Kasım sonunda Federal Hükümet, sosyal yardım programında önemli bir değişikliğe gitti. Parlamentoya getirdiği yeni sosyal yardım paketi kapsamında Schröder döneminden miras kalan İşsizlik Ödeneği’nin yerini “vatandaş parası” aldı. Ocak ayında başlaması öngörülen yeni sosyal yardım ile birlikte mevcut miktarlar 53 avro artırılırken denetim sisteminin yumuşatılması planı, muhalefet engeline takıldı. Senato niteliğindeki Federal Konsey’de yapılan oylamada yeni sosyal yardım paketinin reddedilmesi üzerine tasarı, Uzlaşı Komisyonu’na yönlendirildi. Son hali verilen tasarı, 25 Kasım’da yürürlüğe girerken uzmanlar, yeni paketin eski paketten çok farklı olmadığı görüşünü dile getirdi.
ARALIK –DARBE İDDİALARI MİZAH PROGRAMLARINA MALZEME OLDU
Katar’da 22.’si düzenlenen futbol dünya şampiyonası, Almanya’da tartışmalarla başladı. Kamuoyunda insan hakları dayatmaları ve rüşvet iddialarıyla çağrıştırılan turnuva, sportif amacından koparılarak siyasetin gündemi haline getirildi. Almanya’nın maçlarını izlemeye giden çok sayıda siyasetçi eleştirilerle karşılanırken, Alman millİ takımının kışkırtıcı tavırları ayrıca dikkat çekti. Sahada şov peşinde koşan takım, 1 Aralık’ta oynanan son grup maçının ardından elendi. Öte yandan Almanya’nın tutumu, Şansölye Yardımcısı ve Federal Ekonomi Bakanı Habeck’in Mart ayında yaptığı Katar ziyaretini yeniden akıllara getirdi.
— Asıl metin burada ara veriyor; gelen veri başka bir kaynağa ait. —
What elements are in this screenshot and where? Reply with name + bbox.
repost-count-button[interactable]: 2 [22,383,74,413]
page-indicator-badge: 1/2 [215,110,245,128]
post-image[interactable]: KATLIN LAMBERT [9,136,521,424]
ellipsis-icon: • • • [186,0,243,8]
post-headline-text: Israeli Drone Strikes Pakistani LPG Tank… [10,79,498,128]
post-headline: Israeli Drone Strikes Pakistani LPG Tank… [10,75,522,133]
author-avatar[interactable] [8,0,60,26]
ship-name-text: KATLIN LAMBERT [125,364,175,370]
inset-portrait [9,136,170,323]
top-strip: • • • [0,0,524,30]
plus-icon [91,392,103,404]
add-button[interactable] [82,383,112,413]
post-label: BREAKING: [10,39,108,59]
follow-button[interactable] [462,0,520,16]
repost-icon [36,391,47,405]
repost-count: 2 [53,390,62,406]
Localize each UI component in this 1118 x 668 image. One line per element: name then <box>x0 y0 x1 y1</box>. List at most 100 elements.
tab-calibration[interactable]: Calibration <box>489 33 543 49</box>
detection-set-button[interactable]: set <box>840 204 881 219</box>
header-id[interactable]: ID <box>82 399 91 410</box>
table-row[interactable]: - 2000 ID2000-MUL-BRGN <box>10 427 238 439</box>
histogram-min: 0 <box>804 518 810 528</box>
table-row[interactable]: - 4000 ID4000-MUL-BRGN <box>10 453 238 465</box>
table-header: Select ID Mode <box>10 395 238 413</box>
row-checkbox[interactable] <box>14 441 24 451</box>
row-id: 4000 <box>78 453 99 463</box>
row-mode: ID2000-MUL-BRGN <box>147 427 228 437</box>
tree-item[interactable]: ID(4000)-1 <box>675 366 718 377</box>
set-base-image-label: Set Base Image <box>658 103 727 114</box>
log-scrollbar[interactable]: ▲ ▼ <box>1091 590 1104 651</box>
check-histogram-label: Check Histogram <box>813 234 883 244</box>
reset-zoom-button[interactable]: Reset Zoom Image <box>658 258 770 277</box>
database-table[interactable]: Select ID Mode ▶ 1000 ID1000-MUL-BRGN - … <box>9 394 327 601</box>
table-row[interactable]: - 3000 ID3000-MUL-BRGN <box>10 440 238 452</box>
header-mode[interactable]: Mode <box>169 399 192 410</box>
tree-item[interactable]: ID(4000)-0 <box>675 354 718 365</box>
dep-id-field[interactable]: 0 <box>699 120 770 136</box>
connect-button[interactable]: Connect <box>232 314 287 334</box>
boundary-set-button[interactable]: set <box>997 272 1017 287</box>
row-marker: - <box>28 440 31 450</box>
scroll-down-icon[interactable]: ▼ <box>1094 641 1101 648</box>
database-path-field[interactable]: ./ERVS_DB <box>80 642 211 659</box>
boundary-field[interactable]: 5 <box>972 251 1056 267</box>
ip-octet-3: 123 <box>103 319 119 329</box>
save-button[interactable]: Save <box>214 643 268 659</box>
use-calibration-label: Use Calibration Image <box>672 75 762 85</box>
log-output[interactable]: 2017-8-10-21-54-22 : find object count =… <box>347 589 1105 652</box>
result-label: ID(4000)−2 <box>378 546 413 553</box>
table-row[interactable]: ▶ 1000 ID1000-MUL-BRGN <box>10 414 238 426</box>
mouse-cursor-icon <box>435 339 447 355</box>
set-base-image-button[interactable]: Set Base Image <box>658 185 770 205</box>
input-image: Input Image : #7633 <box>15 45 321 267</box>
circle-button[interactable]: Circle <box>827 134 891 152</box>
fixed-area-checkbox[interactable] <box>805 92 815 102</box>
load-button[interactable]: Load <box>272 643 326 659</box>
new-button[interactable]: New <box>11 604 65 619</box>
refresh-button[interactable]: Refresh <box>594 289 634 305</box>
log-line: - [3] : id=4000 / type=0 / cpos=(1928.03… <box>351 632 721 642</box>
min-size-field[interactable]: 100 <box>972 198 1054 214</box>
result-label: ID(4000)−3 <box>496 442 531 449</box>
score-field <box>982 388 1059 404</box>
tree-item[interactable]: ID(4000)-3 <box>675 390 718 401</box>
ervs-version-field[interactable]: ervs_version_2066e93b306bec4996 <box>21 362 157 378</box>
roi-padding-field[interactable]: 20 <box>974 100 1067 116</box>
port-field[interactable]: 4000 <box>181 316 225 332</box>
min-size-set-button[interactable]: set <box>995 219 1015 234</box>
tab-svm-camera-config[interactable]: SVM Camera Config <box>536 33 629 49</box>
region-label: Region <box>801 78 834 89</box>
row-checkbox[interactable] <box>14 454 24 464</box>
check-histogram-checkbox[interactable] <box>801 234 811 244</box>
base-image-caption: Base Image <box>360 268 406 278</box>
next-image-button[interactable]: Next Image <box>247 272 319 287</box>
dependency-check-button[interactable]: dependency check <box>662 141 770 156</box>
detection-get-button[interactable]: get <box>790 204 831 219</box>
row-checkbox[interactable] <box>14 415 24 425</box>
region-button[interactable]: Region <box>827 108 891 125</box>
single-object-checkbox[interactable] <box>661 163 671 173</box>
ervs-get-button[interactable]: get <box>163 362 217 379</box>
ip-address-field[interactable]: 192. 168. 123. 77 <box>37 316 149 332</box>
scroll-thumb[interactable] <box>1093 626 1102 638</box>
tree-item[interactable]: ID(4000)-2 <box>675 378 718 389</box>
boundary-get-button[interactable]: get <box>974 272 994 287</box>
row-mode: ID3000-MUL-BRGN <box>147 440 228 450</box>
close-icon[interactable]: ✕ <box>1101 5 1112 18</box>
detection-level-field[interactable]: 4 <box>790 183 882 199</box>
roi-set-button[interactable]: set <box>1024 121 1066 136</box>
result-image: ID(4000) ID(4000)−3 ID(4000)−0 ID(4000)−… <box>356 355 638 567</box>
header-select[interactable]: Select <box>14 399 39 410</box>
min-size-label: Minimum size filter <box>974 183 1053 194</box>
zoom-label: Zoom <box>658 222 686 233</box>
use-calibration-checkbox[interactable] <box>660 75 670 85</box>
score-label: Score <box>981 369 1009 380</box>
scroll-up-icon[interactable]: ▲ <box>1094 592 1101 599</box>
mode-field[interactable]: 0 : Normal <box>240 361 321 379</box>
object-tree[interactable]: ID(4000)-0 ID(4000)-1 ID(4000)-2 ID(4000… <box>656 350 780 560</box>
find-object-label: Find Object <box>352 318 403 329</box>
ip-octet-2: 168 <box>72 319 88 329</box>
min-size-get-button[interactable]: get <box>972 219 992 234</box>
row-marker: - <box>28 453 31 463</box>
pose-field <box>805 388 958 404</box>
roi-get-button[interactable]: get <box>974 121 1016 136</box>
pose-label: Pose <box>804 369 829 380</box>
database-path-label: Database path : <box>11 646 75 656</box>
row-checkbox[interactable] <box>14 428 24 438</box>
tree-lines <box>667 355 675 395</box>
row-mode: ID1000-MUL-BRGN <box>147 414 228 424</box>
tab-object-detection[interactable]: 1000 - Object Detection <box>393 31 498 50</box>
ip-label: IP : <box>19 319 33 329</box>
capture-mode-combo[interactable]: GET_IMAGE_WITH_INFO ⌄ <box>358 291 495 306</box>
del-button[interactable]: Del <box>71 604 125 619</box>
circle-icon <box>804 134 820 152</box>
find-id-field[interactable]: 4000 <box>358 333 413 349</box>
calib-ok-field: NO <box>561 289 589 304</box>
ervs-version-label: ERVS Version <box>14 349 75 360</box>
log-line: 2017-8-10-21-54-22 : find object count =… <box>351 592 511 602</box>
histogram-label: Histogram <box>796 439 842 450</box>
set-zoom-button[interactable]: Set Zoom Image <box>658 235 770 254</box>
Gaz tedarikindeki sıkıntılara karşı yeni kaynak yaratma amacıyla Katar’a giden Habeck’in girişimleri, dünya şampiyonasında sergilenen tutum karşısında iki yüzlülük olarak değerlendirildi.
Aralık ayı, yaklaşık üç milyon Türkün uzun yıllardır beklediği vatandaşlık kanununun değiştirilmesi tartışmalarının da resmi olarak başladığı ay oldu. Olaf Scholz hükümetinin gündemine getirdiği vatandaşlık kanununun değiştirilmesi planları 1 Aralık’ta parlamentoda ilk kez tartışıldı. Hristiyan Birlik Partileri ve Almanya için Alternatif Partisi’nin karşı çıktıkları planın ilkbaharda yasa tasarısına dönüştürülerek parlamento gündemine getirilmesi bekleniyor.
7 Aralık’ta Almanya, kamuoyunda gündeme gelen darbe iddialarıyla çalkalandı. 3 bin polisin 50 kişiye yönelik düzenlediği bir operasyonda, aralarında eski bir AfD milletvekilinin de bulunduğu 25 kişi gözaltına alındı. Operasyonun ardından AfD hedef tahtasına oturtulurken, emeklilere yöneltilen darbe iddiaları, mizah programlarına malzeme oldu.
Hakkındaki farklı skandallar ve yetersizliğiyle gündeme gelen Savunma Bakanı Christine Lambrecht Aralık ayının ortalarında tank siparişini iptal etmesiyle gündeme geldi. 19 Aralık’ta verdiği kararda Bakan Lambrecht, bir tatbikatta tüm tankların arıza yapması üzerine verilen siparişi durdurdu.